Uitspraak
1.Procesverloop in cassatie
2.Beoordeling van het cassatiemiddel
3.Beslissing
22 februari 2022.
Hoge Raad
In deze zaak heeft de Hoge Raad op 22 februari 2022 uitspraak gedaan in een cassatieprocedure tegen een arrest van het gerechtshof Amsterdam. De verdachte, geboren in 1987, was aangeklaagd voor het rijden met een ongeldig verklaard rijbewijs, in strijd met artikel 9 lid 2 van de Wegenverkeerswet 1994. De verdachte had eerder een aangetekende brief ontvangen van het Centraal Bureau Rijvaardigheidsbewijzen (CBR) waarin hem werd meegedeeld dat zijn rijbewijs ongeldig was verklaard. Tijdens eerdere aanhoudingen door de politie had hij ook verklaard dat hij wist dat zijn rijbewijs ongeldig was. Het hof had de verdachte schuldig bevonden, maar de Hoge Raad oordeelde dat uit de bewijsvoering niet zonder meer kon volgen dat de verdachte 'redelijkerwijs moest weten' dat zijn rijbewijs ongeldig was verklaard. De Hoge Raad vernietigde daarom de uitspraak van het hof en wees de zaak terug naar het gerechtshof Amsterdam voor een nieuwe behandeling.

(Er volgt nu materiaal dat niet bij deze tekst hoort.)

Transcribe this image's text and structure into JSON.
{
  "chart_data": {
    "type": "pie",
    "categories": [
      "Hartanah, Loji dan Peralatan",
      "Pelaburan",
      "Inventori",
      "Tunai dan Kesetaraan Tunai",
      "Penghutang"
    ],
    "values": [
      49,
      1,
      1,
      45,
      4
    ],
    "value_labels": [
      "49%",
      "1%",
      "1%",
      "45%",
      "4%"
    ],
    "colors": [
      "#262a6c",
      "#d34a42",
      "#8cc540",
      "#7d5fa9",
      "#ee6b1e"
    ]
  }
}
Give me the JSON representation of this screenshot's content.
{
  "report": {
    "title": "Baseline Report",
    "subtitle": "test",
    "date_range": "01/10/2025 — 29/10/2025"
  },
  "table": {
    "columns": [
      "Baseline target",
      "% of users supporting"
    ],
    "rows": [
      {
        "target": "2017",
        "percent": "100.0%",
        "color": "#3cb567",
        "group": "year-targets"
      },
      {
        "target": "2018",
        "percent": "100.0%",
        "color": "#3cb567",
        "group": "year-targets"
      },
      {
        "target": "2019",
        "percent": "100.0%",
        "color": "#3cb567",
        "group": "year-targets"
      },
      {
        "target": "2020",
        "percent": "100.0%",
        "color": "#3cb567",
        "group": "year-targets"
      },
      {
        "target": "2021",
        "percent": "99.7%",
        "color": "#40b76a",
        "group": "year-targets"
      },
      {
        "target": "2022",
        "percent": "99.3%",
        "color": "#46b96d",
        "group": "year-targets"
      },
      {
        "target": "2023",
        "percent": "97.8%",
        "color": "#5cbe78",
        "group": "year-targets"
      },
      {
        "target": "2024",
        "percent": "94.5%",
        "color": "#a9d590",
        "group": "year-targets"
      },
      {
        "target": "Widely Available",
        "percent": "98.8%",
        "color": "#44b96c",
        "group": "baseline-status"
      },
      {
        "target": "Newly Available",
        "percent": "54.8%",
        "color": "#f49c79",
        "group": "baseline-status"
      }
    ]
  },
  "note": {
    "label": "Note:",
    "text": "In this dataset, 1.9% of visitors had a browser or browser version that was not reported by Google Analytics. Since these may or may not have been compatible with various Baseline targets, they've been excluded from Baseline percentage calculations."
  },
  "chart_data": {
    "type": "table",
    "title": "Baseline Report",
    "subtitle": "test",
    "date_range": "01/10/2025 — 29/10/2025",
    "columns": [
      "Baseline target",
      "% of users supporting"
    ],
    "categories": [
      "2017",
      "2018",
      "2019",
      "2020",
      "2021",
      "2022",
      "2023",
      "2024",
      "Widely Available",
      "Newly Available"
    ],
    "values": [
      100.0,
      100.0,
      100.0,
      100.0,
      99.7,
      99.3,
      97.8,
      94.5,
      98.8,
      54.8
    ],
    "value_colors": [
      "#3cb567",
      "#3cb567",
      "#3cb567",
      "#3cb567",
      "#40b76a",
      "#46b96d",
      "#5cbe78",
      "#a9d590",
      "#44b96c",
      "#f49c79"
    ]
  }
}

De Hoge Raad oordeelde dat de bewijsvoering onvoldoende was om te concluderen dat de verdachte zich bewust was van de ongeldigheid van zijn rijbewijs. De advocaat-generaal had geconcludeerd tot vernietiging van het bestreden arrest en terugwijzing van de zaak, wat de Hoge Raad heeft gevolgd. Dit arrest benadrukt het belang van duidelijke en toereikende bewijsvoering in strafzaken, vooral wanneer het gaat om de kennis van de verdachte over de geldigheid van zijn rijbewijs.